This last week was the first full week on BitBucket and so far I think it has been quite successful. The new development process is for most of the core developers to maintain personal forks for experimental changes, or longer term changes, and then to commit directly or merge when bug fixes or features are ready to be integrated. The list of forks is easily visible and each individual fork’s divergence from the primary repository can be viewed by clicking on the green arrows. All of the new mechanisms for developing using BitBucket are included in the ‘How to Develop yt’ section of the documentation.
This last week I spent a few days at KITP’s Galaxy Clusters workshop, where I presented on yt. There were a few major points that came out of my visit, talking to the simulators there, that are germane to the long term development of yt.
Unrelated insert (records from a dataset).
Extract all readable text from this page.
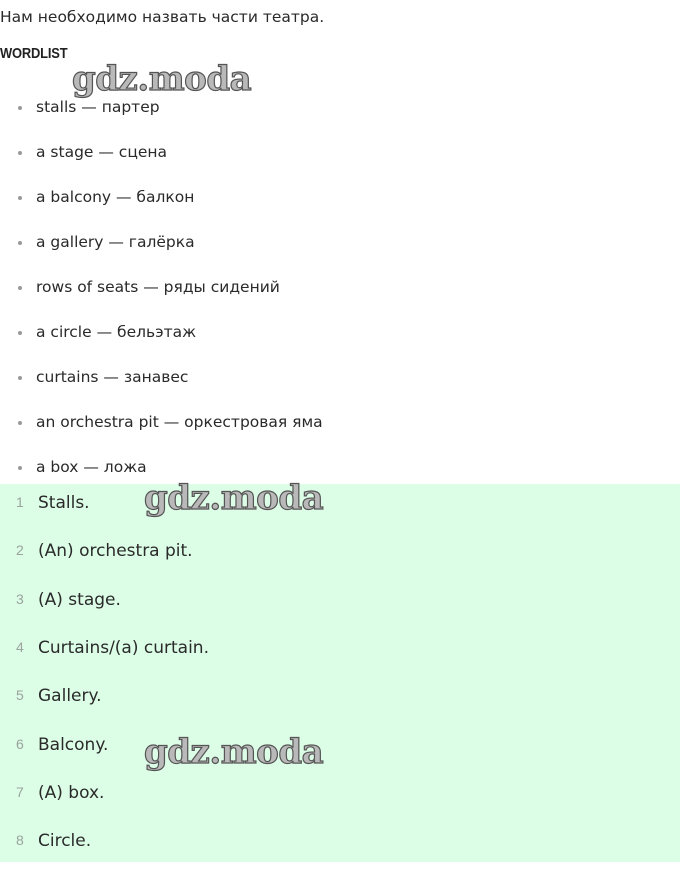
Нам необходимо назвать части театра.
WORDLIST
stalls — партер
a stage — сцена
a balcony — балкон
a gallery — галёрка
rows of seats — ряды сидений
a circle — бельэтаж
curtains — занавес
an orchestra pit — оркестровая яма
a box — ложа
1 Stalls.
2 (An) orchestra pit.
3 (A) stage.
4 Curtains/(a) curtain.
5 Gallery.
6 Balcony.
7 (A) box.
8 Circle.
gdz.moda
gdz.moda
gdz.moda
- As time goes on, yt should be increasingly viewed as a mechanism not just for analyzing data with its own, internal analysis routines, but as a mechanism for handling data, transforming it into a uniform interface independent of the underlying simulation code. This will allow for linking against and utilizing external analysis codes much more easily. (The three examples that came up while I was at KITP were a new halo finder, a weak lensing code, and a radiation transport code.) To facilitate the process of calling external codes from within yt, I’ve written a section in the documentation that covers it.
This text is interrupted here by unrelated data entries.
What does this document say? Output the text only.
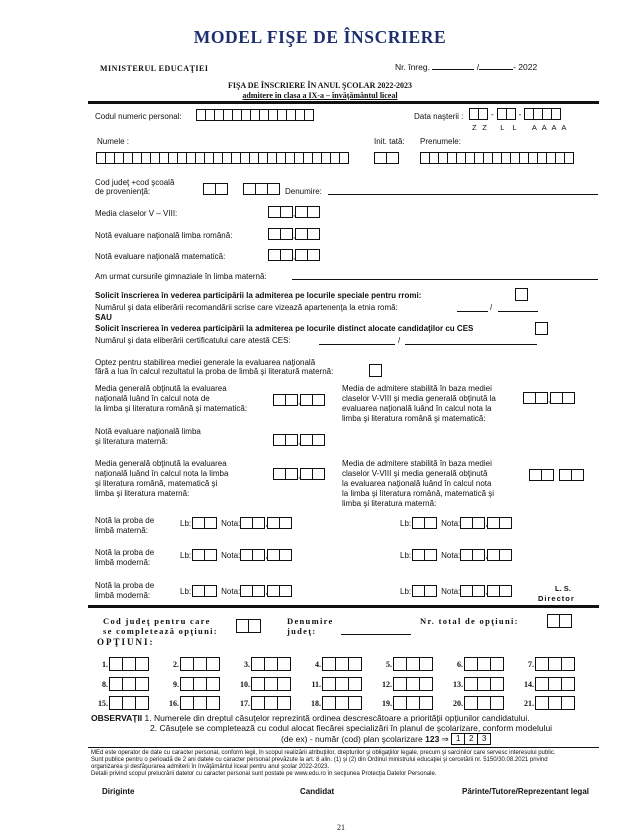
MODEL FIŞE DE ÎNSCRIERE
MINISTERUL EDUCAŢIEI	Nr. înreg.	/	- 2022
FIŞA DE ÎNSCRIERE ÎN ANUL ŞCOLAR 2022-2023
admitere în clasa a IX-a – învăţământul liceal
Codul numeric personal:	Data naşterii :	-	-
Z  Z     L   L      A  A  A  A
Numele :	Init. tată: Prenumele:
Cod judeţ +cod şcoală
de provenienţă:	Denumire:
Media claselor V – VIII:	,
Notă evaluare naţională limba română:	,
Notă evaluare naţională matematică:	,
Am urmat cursurile gimnaziale în limba maternă:
Solicit înscrierea în vederea participării la admiterea pe locurile speciale pentru rromi:
Numărul şi data eliberării recomandării scrise care vizează apartenenţa la etnia romă:	/
SAU
Solicit înscrierea în vederea participării la admiterea pe locurile distinct alocate candidaţilor cu CES
Numărul şi data eliberării certificatului care atestă CES:	/
Optez pentru stabilirea mediei generale la evaluarea naţională
fără a lua în calcul rezultatul la proba de limbă şi literatură maternă:
Media generală obţinută la evaluarea
naţională luând în calcul nota de
la limba şi literatura română şi matematică:
,
Media de admitere stabilită în baza mediei
claselor V-VIII şi media generală obţinută la
evaluarea naţională luând în calcul nota la
limba şi literatura română şi matematică:
,
Notă evaluare naţională limba
şi literatura maternă:	,
Media generală obţinută la evaluarea
naţională luând în calcul nota la limba
şi literatura română, matematică şi
limba şi literatura maternă:
,
Media de admitere stabilită în baza mediei
claselor V-VIII şi media generală obţinută
la evaluarea naţională luând în calcul nota
la limba şi literatura română, matematică şi
limba şi literatura maternă:
Notă la proba de
limbă maternă:
Lb:	Nota:	,	Lb:	Nota:	,
Notă la proba de
limbă modernă:
Lb:	Nota:	,	Lb:	Nota:	,
Notă la proba de
limbă modernă:	Lb:	Nota:	,	Lb:	Nota:	,	L. S.
Director
Cod judeţ pentru care
se completează opţiuni:
Denumire
judeţ:
Nr. total de opţiuni:
OPŢIUNI:
1.	2.	3.	4.	5.	6.	7.
8.	9.	10.	11.	12.	13.	14.
15.	16.	17.	18.	19.	20.	21.
OBSERVAŢII 1. Numerele din dreptul căsuţelor reprezintă ordinea descrescătoare a priorităţii opţiunilor candidatului.
2. Căsuţele se completează cu codul alocat fiecărei specializări în planul de şcolarizare, conform modelului
(de ex) - număr (cod) plan şcolarizare
123
⇒
1	2	3
MEd este operator de date cu caracter personal, conform legii, în scopul realizării atribuţiilor, drepturilor şi obligaţiilor legale, precum şi sarcinilor care servesc interesului public.
Sunt publice pentru o perioadă de 2 ani datele cu caracter personal prevăzute la art. 8 alin. (1) şi (2) din Ordinul ministrului educaţiei şi cercetării nr. 5150/30.08.2021 privind
organizarea şi desfăşurarea admiterii în învăţământul liceal pentru anul şcolar 2022-2023.
Detalii privind scopul prelucrării datelor cu caracter personal sunt postate pe www.edu.ro în secţiunea Protecţia Datelor Personale.
Diriginte	Candidat	Părinte/Tutore/Reprezentant legal
21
- There is a great deal of interest in ensuring yt works equally well with many different simulation platforms. This is a primary goal of my current fellowship, and I am working toward it. The next two codes that will be targeted for improvement are Gadget and ART, and I made good contacts at the workshop to this end.
- The idea of analysis modules, particularly in a block-programming environment, is compelling. There is quite a bit of interest in an interface where inputs and outputs were handled like pipes. I am still formulating my ideas on this. Last Fall I experimented a bit with an introspection system that could handle arguments and could hook up pipes, but it never got very far. (The code.)
I had a number of scientific takeaways from the meeting, too, but that would all go into a different blog post.
This week I hope to finish up the adaptive ray tracing. This past week StephenS unveiled a halo serialization mechanism, which I Think many people are excited about, and SamS continued developing his streamline code.